The new game, which will ostensibly be open-world like its predecessor, can and should provide Miles the space to explore this issue and force players to confront it as well. That's not to say it should feature police brutality against Miles, or even other characters of color -- it absolutely shouldn't, though dialogue would not be amiss. What it should do is dismantle the oppressive systems used in the first game and give Miles the space to be a hero without the involvement of the police.

The fact that Spider-Man for PS4 only gives names and significant roles to two cops who are people of color -- Yuri and Jefferson -- further exemplifies how the game attempts to de-problematize Peter's relationship with the NYPD. By purposefully centering a police captain who is not white and killing a Black officer in the line of duty, the game seems to actively suggest that Not All Cops are racist, because some cops aren't white -- but this doesn't eliminate the fact of or justify police brutality.
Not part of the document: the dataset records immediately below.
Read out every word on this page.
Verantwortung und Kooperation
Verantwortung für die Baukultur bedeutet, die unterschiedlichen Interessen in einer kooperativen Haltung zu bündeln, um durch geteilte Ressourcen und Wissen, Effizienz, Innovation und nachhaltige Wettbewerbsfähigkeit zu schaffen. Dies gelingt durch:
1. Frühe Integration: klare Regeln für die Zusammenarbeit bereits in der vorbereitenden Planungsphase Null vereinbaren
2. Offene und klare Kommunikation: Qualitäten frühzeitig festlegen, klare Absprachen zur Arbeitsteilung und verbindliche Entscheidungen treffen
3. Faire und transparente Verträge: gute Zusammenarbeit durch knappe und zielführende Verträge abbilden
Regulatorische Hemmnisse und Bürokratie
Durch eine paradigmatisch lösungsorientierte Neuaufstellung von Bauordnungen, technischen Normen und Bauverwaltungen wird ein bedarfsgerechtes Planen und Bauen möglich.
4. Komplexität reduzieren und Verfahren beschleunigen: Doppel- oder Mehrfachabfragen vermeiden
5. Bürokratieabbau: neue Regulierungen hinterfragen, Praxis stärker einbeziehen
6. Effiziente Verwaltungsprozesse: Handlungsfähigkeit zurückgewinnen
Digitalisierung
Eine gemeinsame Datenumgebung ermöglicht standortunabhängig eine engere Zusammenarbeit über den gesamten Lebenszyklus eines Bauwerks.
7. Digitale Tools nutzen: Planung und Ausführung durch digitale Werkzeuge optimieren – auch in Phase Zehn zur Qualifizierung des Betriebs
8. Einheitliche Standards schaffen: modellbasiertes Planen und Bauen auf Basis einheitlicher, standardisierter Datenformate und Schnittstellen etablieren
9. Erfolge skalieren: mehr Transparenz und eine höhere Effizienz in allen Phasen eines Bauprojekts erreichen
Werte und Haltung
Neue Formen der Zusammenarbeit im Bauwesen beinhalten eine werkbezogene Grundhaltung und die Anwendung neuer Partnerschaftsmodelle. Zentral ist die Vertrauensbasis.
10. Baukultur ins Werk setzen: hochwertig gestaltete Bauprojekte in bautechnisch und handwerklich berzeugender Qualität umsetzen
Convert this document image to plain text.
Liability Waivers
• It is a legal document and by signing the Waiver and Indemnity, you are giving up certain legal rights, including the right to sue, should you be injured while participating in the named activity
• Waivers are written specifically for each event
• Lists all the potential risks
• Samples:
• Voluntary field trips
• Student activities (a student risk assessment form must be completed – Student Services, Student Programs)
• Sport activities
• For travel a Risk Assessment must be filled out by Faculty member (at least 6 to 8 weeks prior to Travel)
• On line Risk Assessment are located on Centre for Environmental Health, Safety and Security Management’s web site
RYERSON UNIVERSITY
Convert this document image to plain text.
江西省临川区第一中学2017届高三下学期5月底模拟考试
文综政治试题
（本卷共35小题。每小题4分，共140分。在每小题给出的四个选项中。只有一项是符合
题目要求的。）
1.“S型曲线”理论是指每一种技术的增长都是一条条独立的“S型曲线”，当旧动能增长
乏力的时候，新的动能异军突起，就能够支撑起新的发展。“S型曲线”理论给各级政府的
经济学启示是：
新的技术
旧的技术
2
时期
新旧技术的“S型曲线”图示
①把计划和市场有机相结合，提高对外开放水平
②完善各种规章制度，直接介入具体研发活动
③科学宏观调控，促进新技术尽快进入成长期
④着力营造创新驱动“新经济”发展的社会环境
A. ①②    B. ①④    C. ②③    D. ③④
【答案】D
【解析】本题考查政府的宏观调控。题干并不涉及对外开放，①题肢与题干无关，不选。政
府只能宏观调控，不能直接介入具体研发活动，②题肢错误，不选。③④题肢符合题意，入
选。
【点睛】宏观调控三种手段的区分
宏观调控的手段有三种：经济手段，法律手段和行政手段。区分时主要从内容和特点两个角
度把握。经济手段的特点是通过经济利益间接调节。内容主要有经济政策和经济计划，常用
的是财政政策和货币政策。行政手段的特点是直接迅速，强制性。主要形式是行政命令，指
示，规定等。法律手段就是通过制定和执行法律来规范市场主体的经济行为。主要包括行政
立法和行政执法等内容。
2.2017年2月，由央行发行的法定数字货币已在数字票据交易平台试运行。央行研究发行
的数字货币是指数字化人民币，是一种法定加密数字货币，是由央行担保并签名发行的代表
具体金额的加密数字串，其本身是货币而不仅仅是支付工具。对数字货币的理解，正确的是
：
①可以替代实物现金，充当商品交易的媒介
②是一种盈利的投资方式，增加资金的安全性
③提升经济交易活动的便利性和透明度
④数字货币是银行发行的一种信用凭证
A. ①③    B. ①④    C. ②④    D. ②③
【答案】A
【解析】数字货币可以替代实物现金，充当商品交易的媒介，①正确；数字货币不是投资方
Whether Spider-Man: Miles Morales is a stand-alone game, a sequel, an expansion or a full narrative, it needs to remove the absurdly heavy police presence and present a world wherein heroes don't contribute to systemic violence or state-sanctioned slavery. It needs to do better than its predecessor, not just because it has an Afro-Latinx protagonist, but because the first Spider-Man game never should have been approved, let alone released, with so much copaganda intertwined with even its most basic gameplay.